To navigate trucking & material shortages, we have to agree that “five” can be greater than “ten”
POP QUIZ:
• Plant 1 has 300 tons of cement on hand and 500 tons of capacity
• Plant 2 has 75 tons of cement on hand also with 500 tons of capacity
Which plant needs the cement?
We may look at the above scenario and think that Plant 2 needs the cement because after all…. it’s 425 tons down or it’s only 15 percent full. Meanwhile, plant 1 has “plenty” of cement. But if we automatically think it’s Plant 2, we’re missing an opportunity and could be unnecessarily straining our already strained material supply.
What if I use the same two plants and change the way I look at it?
• Plant 1 has 1.5 hours of cement on hand
• Plant 2 has 18 hours of cement on hand
Now which plant needs the cement?
We’re an industry that deals in time. Yes, volume is king but our day-to-day lives are run by measuring time. How fast do they want it delivered? That’s cubic yards per hour. How efficient are we? That’s yards per driver hour. How is the plant running? Well, how many yards per hour is the plant producing? How many hours are our drivers working? How many hours can they take off and what time can they be back tomorrow? Engine hours, how old is the concrete, the spec is 90 minutes, etc.
So why wouldn’t we take all of this “time” and apply it to our material orders? Especially given we have a finite number of loads available every day which increases the pressure to eliminate wasted loads.
– BACK TO OUR POP QUIZ –
Does Plant 2 need the cement? The most popular answer in every supply chain and logistics scenario is “that depends.” And here, yes, that depends. To truly answer that question, we need a few more data points, beyond “How much do I have” or “Will the load fit?” We need to combine those two questions with:
1. How much cement is the plant going to use?
2. How fast is the plant going to use it?
Now the equation got a little more complex.
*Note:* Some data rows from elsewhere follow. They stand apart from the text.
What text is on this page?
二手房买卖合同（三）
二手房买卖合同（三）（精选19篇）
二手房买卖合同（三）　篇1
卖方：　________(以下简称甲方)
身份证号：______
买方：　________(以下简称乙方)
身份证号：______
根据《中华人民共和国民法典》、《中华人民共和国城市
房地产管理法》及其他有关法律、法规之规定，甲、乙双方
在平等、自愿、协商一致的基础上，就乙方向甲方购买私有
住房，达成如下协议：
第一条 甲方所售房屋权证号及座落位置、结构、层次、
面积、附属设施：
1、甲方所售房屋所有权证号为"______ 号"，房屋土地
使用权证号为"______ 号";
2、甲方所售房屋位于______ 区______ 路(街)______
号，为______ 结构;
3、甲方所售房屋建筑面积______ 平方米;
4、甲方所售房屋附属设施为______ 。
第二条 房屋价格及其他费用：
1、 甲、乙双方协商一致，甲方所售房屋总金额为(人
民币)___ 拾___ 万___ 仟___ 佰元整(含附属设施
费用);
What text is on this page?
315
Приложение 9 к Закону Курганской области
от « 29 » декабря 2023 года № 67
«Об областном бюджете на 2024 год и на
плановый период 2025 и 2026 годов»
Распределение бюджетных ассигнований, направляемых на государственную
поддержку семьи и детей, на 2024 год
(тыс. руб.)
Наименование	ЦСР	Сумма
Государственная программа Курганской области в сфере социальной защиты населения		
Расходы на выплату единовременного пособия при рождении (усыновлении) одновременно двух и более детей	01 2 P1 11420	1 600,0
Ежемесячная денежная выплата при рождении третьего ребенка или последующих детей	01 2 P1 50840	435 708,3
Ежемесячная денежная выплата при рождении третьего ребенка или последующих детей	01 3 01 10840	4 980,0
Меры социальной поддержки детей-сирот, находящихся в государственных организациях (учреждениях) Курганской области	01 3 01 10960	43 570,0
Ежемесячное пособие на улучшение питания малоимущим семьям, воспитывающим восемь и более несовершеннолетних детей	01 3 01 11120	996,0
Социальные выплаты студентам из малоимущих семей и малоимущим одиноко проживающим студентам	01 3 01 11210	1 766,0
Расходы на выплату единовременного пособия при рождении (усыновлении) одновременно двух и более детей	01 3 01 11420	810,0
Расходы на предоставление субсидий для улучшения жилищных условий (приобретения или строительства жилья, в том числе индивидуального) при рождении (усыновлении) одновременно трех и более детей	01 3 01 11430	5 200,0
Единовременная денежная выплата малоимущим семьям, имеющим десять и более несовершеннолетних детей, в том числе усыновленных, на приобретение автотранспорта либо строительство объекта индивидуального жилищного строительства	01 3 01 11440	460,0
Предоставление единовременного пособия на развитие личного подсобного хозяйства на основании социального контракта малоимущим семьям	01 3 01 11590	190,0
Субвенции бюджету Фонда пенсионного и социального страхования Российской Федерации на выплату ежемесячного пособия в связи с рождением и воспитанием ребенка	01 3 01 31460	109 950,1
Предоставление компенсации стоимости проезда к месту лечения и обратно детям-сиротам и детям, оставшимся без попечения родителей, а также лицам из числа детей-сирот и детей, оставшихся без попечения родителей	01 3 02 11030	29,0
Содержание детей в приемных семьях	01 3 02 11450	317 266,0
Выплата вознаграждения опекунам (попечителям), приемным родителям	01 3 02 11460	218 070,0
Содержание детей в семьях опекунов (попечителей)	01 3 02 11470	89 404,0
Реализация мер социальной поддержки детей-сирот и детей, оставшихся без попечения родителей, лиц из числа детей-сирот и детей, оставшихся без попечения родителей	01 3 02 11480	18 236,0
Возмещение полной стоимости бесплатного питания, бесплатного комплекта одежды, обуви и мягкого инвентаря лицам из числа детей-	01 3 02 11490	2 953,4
But put those 4 data points together and you start to get a true look at your inventory.
“Why are we sending a load to a plant that has enough cement to last until Wednesday?”
That question was asked one time many years ago when I was managing dispatch and it always stuck with me. It stuck with me because across town, at the same time, I had a batch plant operator getting a little nervous about his cement supply. Now multiply that by 20 plants. I probably “needed” 80 loads of cement that day in total and was given 60. Meanwhile, orders were moving, plants going down, orders growing, some were shrinking, etc. This was just a typical busy day…not one of those four-alarm fires we’ve been through.
What this demonstrates in the context of our little pop quiz is simple and shows why we need to look at our inventory replenishment differently. Bottom line: if the low-level plant has a slow day tomorrow and we are on cement allocation or bulk trucks are tight, why would we want to take one of these constrained resources and put it there? On the other hand, the higher level plant may appear to have “plenty” of cement, but if it’s pouring a high sack content mix and the plant is producing at a high rate per hour… the definition of “plenty” changes fairly quickly. When you factor time into the equation, 75 tons of cement is actually “more” than 300 tons of cement.
In our day to day, most of us already know the answers to the “data points” I’ve raised. And there are already ways to monitor all of this, reports you can pull in your dispatch system, plants you can call to get inventory updates, access to tracking screens to watch how orders change throughout the day…but doing that effectively for 10, 30, 50 plants is nearly impossible because we’re planning a day for demand that changes by the minute.
Servicing our industry for over 40 years, the pain points of our industry are Sysydne’s focus. The single database between Sysdyne CloudBatch™ and dispatch consolidated the data sources. The BI dashboard built on top of the consolidated data provides real-time visibility of the material demand and inventory by the hour. A dispatch manager can get his inventory level for 10, 30, 50, or more plants at a glance and prioritize the material delivery accordingly.
Re-prioritizing our plants based on looking at inventory in terms of hours versus tons will allow us to weather this material crunch because it allows us to better place our material loads. We can make the same concrete or even grow our concrete deliveries with fewer loads of cement. We can take pressure off our supply chain, haul more loads with our bulk trucks, cut back on the need for 3rd party haulers, and improve our inventory management. We can INCREASE capacity in an industry that is stretched to its limit. We just need to use our existing capacity a little better and changing the way we look at ready-mix raw material inventory is a good first step.